Confiant : Madame St-Clair, reine de Harlem
Ma chance à moi, Stéphanie St-Clair, négresse française débarquée au beau mitan de la frénésie américaine, fut qu’à mon arrivée, Harlem commençait à se dépeupler de ses premiers habitants irlandais, puis italiens, lesquels cédaient la place jour après jour, bloc d’immeuble après bloc d’immeuble, à toute une tralée de nègres venus du Sud profond avec leur accent traînant du Mississipi et leur vêture ridicule en coton de l’Alabama. Dès le premier jour où j’ai posé le pied sur cette terre d’Amérique, pourtant pas si éloignée de mon île natale, je décidai que personne ne me marcherait plus sur les pieds ni ne me traiterait en petit Négresse. Personne !

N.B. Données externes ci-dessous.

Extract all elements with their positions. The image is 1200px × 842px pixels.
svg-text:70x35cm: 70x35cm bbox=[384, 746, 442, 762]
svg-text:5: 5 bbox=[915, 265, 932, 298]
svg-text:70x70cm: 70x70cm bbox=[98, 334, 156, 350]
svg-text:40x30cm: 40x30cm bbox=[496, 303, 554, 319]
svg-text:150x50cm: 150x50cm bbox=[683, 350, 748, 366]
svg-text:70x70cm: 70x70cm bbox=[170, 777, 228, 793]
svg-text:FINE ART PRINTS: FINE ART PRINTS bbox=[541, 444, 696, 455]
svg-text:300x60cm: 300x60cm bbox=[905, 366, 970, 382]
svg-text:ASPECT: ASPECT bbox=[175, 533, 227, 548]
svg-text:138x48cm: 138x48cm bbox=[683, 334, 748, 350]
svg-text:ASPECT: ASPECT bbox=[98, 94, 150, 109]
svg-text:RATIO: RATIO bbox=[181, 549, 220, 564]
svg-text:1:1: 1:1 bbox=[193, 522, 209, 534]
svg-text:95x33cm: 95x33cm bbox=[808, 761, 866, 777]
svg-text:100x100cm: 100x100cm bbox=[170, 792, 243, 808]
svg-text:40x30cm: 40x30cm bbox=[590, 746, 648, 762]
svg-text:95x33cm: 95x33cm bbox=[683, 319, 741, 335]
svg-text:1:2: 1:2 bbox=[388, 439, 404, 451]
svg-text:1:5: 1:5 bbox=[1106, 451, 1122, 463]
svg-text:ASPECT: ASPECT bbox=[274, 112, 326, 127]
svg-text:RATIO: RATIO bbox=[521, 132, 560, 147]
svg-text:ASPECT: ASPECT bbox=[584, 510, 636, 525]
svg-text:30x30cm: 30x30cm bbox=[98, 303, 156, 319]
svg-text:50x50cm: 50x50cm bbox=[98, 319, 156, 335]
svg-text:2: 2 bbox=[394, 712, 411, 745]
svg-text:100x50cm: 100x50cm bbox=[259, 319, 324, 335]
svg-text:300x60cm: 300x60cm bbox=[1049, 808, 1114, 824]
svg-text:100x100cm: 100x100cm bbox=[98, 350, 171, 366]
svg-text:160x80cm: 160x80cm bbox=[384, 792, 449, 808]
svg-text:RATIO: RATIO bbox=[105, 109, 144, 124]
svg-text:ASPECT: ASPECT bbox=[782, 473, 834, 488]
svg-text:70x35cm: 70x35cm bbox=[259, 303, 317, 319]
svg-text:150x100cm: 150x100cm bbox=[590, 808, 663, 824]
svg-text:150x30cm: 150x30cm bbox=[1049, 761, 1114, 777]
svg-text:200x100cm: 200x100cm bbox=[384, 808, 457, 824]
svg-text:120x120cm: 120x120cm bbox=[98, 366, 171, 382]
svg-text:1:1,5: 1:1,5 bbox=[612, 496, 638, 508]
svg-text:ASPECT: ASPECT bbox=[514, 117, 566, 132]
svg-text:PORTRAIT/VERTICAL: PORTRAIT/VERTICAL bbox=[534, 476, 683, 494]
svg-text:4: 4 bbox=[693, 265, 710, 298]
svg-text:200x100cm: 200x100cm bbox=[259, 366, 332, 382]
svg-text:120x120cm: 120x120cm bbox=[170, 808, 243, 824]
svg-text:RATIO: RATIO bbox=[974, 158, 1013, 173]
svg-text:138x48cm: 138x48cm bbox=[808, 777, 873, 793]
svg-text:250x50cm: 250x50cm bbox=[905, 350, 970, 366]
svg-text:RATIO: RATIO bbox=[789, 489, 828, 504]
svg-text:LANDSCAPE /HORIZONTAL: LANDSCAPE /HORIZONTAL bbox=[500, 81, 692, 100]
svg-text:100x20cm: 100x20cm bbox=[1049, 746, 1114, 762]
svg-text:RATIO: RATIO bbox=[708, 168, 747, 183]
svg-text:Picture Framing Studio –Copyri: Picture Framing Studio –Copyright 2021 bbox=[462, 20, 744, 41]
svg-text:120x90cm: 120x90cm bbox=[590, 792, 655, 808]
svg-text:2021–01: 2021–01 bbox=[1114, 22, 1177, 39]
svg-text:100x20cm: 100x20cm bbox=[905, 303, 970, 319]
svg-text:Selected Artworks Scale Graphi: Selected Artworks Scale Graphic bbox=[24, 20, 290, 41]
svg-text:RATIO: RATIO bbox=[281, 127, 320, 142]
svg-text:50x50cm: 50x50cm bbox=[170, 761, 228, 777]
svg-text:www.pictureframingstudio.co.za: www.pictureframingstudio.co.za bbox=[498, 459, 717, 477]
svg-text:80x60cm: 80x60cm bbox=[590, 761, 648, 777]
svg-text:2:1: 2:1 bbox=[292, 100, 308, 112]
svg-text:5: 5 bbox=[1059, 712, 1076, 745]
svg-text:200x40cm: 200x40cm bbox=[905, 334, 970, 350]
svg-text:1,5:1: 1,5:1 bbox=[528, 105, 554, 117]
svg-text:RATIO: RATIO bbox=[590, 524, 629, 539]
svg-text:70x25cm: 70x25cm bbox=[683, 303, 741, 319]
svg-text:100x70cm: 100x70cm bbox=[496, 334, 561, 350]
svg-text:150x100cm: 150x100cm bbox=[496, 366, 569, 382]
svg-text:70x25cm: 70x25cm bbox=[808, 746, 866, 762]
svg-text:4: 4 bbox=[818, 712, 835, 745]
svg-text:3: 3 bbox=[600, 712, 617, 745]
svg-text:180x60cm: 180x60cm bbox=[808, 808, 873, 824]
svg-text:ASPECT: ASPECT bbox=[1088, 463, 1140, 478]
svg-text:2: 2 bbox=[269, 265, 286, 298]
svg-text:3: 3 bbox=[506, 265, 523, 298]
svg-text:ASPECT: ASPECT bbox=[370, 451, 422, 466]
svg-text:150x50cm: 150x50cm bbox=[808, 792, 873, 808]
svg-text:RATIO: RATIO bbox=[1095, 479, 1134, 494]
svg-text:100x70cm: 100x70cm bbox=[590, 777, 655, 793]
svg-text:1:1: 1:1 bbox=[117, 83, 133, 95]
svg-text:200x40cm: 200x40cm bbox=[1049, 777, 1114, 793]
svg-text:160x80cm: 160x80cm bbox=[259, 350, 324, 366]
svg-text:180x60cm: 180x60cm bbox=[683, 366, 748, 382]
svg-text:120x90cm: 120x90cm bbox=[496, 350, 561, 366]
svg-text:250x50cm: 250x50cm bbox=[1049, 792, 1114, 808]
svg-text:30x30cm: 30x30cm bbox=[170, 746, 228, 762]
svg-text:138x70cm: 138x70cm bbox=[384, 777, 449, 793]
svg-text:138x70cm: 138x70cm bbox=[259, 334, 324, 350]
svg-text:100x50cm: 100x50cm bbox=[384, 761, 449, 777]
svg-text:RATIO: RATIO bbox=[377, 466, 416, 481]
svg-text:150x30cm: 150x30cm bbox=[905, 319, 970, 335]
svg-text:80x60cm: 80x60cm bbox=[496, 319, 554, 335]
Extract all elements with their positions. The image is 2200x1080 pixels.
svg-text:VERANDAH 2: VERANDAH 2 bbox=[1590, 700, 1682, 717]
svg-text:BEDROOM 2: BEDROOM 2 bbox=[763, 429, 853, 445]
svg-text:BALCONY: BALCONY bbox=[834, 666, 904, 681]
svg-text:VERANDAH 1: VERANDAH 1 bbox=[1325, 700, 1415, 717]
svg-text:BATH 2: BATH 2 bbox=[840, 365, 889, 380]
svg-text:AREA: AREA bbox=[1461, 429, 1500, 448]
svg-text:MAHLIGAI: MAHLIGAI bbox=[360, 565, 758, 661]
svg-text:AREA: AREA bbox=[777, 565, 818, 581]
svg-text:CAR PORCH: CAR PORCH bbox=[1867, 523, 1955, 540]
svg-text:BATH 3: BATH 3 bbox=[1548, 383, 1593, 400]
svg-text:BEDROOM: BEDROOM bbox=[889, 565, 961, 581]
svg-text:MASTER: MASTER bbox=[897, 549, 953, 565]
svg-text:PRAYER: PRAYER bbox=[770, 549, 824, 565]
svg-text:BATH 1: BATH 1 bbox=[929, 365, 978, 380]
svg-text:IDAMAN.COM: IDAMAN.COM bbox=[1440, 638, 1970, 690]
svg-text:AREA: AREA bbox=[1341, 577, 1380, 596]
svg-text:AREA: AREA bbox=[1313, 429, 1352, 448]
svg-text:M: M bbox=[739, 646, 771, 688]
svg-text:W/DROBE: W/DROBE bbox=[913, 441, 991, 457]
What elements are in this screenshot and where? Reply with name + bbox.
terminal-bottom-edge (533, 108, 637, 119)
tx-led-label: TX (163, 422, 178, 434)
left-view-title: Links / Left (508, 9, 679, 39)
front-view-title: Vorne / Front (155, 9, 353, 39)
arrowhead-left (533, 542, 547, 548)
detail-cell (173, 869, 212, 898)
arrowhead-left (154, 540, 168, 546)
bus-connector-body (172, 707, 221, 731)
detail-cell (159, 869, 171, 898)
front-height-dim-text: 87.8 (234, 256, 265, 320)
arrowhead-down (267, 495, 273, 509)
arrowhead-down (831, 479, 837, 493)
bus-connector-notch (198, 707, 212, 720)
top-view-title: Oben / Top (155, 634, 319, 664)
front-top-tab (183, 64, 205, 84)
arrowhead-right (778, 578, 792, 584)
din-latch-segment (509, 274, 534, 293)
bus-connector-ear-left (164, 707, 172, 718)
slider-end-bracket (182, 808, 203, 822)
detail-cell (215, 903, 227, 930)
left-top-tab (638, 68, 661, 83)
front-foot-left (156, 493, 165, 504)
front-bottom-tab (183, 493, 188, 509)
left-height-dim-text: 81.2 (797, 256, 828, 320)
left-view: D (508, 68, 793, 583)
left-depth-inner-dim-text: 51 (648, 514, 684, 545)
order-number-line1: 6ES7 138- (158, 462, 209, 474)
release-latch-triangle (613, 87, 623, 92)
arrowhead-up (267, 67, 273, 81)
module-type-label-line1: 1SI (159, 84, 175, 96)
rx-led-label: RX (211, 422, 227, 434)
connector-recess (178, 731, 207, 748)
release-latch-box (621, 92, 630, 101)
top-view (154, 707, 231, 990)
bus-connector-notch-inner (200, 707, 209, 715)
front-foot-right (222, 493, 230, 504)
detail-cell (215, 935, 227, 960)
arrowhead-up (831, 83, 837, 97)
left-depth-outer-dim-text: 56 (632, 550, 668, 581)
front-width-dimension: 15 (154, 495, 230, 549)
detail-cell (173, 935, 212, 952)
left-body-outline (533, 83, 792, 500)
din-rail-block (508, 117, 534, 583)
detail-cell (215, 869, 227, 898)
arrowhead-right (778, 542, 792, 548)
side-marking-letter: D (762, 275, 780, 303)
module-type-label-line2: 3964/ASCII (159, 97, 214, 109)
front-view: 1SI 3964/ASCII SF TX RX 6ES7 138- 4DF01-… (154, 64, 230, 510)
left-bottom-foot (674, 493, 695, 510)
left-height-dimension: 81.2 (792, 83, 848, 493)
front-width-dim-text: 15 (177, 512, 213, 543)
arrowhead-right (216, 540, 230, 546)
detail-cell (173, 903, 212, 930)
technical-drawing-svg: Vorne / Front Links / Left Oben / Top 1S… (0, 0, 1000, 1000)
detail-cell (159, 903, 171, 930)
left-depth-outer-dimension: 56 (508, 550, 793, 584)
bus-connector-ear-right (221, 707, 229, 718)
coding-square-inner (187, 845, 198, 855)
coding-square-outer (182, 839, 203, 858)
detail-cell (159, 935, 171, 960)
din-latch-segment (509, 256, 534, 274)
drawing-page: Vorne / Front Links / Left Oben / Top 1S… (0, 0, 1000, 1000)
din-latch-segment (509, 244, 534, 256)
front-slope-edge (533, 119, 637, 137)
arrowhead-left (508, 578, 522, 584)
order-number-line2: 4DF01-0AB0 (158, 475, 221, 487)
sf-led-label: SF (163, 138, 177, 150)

Raphaël Confiant raconte ici le destin d’une femme-gangster exceptionnelle, Stéphanie St-Clair qui, dans le New York des années 1920-1940, devint la reine de la Loterie clandestine. Surnommée « Madame Queen » ou « Queenie » par le milieu, elle aura affronté avec succès à la fois la pègre noire et la mafia blanche du Syndicat du crime.
Madame St-Clair a traversé avec panache toutes les époques, la Prohibition, les émeutes des ghettos noirs, la Première Guerre mondiale, la Grande Dépression de 1929, la Seconde Guerre mondiale et le début du Mouvements des Droits Civiques.
S’enrichissant au point d’habiter Sugar Hill, la partie huppée de Harlem où résidaient les grands intellectuels noirs de la Black Renaissance et les inventeurs (tel Duke Ellington) d’une musique nouvelle, le jazz, elle est devenue une icône à Harlem, mais aussi dans nombre de ghettos noirs du Nord des États-Unis.
Ce roman rend justice à celle qui fut un précurseur de l’affirmation féministe afro-américaine, sans jamais avoir obtenu la notoriété internationale d’une Joséphine Baker, sa contemporaine.
Né en 1951 à la Martinique, auteur de nombreux romans, essais ou poèmes, Raphaël Confiant est l’un des chefs de file du mouvement littéraire de la créolité.